The Bipartisan Infrastructure Law continues to deliver for Hampton Roads, Luria said. “I was proud to join my colleagues in securing an additional investment of more than $69 million in the port to expand economic opportunities for Coastal Virginia, the Commonwealth, and the country. This agreement today will strengthen the public-private partnership that supports the Port of Virginia and ensures that the Port remains a vital economic engine.”
“This historic investment through President Biden’s Bipartisan Infrastructure Law will allow more goods to move faster through the port, drive significant new economic opportunities to Norfolk, and help bring down costs for families across Virginia and the country,” said OMB Director Young. “This [investment] is in addition to the $150 million the Biden-Harris Administration is providing to protect families and businesses in Norfolk and across the region from the impacts of climate change by building floodwalls, storm surge barriers, levees, and other flood-control measures.

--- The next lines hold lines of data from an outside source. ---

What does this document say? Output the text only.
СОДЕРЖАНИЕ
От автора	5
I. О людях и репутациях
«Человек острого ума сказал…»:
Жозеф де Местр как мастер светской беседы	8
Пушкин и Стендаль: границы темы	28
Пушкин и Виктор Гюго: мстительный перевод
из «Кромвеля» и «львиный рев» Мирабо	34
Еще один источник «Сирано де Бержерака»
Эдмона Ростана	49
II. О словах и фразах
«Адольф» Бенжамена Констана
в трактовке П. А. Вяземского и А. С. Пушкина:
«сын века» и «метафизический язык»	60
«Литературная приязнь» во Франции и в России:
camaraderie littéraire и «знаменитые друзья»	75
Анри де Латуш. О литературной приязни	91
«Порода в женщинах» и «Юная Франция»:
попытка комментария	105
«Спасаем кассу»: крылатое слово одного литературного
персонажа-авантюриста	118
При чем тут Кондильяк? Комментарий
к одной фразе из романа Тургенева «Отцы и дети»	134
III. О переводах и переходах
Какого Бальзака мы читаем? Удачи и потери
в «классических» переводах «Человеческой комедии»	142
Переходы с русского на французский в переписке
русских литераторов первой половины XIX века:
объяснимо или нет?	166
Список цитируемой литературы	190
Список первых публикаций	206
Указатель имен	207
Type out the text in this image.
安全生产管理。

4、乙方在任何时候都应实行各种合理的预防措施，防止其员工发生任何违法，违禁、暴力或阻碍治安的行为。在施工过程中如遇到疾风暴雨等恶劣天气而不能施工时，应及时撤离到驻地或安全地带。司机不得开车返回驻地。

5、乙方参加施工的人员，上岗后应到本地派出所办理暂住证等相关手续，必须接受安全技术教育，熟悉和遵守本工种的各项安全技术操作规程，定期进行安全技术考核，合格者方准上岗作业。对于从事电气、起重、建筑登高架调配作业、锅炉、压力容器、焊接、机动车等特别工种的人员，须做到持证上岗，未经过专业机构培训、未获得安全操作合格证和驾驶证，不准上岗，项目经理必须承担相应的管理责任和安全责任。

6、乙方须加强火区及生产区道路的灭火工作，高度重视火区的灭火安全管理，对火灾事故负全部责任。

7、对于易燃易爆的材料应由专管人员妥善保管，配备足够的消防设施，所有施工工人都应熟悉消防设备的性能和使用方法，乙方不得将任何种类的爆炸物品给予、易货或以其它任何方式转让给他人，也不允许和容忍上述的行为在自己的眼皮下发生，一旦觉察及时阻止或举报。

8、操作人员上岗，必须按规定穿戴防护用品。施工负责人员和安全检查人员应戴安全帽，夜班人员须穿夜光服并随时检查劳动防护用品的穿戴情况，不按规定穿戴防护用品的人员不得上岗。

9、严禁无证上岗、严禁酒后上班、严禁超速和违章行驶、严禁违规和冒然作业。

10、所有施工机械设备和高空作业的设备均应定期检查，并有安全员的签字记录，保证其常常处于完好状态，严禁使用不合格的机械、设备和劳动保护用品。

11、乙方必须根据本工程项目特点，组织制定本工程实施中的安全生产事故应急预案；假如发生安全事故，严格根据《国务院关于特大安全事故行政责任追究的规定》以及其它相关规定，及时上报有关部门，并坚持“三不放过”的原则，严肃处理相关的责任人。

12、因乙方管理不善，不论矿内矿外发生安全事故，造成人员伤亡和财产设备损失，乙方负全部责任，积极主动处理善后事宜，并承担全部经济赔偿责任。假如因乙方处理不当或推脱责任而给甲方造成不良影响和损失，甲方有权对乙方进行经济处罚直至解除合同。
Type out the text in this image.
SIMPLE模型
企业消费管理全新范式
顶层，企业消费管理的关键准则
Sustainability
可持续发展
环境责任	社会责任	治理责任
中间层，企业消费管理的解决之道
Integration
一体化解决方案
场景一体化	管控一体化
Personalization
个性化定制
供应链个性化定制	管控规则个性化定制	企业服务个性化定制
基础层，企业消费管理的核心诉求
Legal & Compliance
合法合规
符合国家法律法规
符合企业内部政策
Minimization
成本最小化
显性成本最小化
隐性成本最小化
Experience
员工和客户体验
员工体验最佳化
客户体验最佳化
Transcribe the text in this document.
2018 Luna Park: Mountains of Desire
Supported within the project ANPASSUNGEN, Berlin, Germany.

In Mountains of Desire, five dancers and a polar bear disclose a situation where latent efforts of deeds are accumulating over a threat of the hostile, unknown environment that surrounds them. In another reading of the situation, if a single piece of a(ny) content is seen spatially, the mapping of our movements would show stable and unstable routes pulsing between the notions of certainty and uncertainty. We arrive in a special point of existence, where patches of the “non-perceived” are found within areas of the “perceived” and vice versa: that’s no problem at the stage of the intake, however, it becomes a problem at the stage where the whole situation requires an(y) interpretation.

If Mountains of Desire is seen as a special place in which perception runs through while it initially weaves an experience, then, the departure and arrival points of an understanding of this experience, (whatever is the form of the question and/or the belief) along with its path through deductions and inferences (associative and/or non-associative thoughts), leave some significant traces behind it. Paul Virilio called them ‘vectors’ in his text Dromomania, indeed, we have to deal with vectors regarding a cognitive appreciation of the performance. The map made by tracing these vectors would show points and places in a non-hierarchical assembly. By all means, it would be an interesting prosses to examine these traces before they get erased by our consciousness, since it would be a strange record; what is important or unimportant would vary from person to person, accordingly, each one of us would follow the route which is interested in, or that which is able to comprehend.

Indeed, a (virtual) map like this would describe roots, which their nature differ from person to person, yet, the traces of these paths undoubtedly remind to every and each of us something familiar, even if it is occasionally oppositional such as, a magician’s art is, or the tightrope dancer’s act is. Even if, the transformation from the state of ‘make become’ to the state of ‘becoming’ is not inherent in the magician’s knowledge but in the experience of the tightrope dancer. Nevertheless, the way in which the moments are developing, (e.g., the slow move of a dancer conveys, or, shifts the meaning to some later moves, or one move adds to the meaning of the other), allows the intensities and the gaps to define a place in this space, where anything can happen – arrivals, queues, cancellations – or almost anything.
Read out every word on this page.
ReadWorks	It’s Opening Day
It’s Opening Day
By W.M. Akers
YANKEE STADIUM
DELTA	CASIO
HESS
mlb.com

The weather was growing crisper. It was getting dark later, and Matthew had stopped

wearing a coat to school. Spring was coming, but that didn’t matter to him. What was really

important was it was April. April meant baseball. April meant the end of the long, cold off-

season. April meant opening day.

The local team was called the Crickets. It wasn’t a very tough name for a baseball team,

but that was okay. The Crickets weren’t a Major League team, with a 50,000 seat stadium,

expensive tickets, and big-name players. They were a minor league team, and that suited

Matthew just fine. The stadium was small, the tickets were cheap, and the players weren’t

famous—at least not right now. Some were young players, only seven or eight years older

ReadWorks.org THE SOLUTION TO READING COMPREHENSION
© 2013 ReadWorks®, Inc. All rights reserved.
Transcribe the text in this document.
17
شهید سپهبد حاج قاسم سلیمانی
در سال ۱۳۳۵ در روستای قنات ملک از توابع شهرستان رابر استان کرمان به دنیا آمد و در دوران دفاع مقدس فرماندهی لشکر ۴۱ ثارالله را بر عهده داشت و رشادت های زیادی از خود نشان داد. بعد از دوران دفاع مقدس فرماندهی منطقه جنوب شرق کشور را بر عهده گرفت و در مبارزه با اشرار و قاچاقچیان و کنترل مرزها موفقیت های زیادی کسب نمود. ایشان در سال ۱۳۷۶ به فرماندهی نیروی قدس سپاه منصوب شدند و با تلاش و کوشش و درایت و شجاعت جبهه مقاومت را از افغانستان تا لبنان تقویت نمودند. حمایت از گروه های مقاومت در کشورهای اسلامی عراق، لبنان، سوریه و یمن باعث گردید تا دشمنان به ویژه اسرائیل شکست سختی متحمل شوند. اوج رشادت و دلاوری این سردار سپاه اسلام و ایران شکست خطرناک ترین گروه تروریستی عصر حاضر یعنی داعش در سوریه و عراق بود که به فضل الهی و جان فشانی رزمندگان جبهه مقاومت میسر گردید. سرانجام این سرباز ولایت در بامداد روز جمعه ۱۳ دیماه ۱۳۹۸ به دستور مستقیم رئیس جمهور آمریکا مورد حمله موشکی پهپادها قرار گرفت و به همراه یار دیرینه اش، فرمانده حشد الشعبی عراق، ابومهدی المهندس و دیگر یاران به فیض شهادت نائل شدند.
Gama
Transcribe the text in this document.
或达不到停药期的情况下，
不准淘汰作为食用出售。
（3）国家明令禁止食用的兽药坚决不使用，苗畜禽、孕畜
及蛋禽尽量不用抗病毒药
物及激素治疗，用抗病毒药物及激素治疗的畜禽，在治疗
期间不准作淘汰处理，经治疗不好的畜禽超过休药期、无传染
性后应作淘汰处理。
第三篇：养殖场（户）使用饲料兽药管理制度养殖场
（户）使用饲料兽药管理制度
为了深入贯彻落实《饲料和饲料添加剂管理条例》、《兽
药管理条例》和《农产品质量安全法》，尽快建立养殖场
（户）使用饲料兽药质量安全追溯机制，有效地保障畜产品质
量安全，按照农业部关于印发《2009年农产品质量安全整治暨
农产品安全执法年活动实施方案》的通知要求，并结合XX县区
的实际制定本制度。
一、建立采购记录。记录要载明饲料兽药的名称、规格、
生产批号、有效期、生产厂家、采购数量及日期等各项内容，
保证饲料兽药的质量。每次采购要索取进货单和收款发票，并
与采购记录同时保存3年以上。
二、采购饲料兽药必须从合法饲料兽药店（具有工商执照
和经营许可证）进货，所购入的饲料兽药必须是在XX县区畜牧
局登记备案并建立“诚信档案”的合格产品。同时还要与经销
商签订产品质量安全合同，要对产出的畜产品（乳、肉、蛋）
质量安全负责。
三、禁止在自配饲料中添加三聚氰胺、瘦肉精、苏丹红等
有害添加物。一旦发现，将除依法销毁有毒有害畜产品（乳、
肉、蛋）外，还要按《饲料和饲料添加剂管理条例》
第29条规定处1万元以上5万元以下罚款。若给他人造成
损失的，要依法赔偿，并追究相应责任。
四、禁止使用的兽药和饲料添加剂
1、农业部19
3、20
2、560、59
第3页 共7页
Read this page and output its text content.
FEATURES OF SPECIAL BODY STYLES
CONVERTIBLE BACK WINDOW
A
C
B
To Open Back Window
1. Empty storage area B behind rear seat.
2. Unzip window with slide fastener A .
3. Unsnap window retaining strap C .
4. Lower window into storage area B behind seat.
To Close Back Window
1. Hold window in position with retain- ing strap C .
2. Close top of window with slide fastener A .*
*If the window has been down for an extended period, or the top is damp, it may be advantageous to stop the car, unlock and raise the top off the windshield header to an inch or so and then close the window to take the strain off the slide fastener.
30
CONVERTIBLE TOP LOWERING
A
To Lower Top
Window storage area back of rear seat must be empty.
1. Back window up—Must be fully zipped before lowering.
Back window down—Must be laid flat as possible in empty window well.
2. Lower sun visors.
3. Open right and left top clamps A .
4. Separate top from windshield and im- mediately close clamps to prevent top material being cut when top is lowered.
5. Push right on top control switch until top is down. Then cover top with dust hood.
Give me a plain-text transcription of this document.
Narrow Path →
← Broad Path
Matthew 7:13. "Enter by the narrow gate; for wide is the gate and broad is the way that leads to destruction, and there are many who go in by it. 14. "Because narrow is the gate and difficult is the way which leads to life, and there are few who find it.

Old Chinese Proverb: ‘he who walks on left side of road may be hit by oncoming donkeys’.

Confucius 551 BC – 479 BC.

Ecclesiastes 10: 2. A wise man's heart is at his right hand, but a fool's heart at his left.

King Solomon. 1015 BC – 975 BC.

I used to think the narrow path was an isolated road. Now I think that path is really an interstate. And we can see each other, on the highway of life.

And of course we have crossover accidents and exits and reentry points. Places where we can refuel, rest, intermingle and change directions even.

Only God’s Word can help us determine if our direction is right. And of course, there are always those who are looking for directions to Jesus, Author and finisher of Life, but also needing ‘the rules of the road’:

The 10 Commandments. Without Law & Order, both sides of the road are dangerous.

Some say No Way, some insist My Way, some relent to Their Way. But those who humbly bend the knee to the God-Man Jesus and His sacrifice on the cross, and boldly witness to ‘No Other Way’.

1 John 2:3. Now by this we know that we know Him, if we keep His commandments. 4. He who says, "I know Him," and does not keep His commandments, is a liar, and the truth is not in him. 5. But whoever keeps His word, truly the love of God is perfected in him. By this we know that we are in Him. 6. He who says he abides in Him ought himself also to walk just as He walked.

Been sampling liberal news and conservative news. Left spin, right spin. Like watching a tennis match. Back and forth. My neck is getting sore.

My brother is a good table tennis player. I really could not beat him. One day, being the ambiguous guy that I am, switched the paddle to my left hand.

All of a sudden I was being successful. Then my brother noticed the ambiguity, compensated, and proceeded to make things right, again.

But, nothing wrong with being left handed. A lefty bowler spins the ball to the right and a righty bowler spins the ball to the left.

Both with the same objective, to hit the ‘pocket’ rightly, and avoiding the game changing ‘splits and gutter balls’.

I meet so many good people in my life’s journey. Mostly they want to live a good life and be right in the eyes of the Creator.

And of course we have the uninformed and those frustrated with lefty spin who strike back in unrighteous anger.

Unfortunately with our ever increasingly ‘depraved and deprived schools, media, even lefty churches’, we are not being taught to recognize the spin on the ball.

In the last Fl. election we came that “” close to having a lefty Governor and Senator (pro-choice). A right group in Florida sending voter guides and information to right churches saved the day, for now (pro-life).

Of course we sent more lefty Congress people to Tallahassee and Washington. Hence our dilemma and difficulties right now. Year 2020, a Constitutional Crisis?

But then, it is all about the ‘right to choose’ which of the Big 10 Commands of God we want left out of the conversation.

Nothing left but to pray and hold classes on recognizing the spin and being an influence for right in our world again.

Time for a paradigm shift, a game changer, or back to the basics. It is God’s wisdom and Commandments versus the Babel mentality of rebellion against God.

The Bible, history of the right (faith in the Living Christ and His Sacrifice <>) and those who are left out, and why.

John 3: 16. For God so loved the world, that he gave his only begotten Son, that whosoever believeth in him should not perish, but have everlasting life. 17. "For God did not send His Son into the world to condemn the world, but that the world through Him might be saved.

I want to thank Senator Warner, Representative Scott, and Representative Luria for their partnership in securing these federal investments to keep this community safe.”
While the project will help drive the port’s cargo volumes, the dredge work contains an important and useful byproduct: dredge material that will benefit regional beaches.
“Over the course of the project, we’ll dredge a large volume of sands – millions of cubic yards,” said Keith Lockwood, Norfolk District Water Resources Division chief. “The US Army Corps of Engineers and Virginia Port Authority are collaborating with the cities of Norfolk and Virginia Beach to maximize the beneficial use of this dredged sand by placing it along beaches for additional coastal protection.”
(The Virginia Port Authority (VPA) is a political subdivision of the Commonwealth of Virginia. The VPA owns and, through its private operating subsidiary, Virginia International Terminals, LLC (VIT), operates four general cargo facilities Norfolk International Terminals, Portsmouth Marine Terminal, Newport News Marine Terminal, and the Virginia Inland Port in Warren County. The VPA leases Virginia International Gateway and Richmond Marine Terminal. A recent economic impact study from The College of William and Mary shows that The Port of Virginia helps to create about 437,000 jobs and generated nearly $100 billion in total economic impact throughout the Commonwealth on an annual basis.)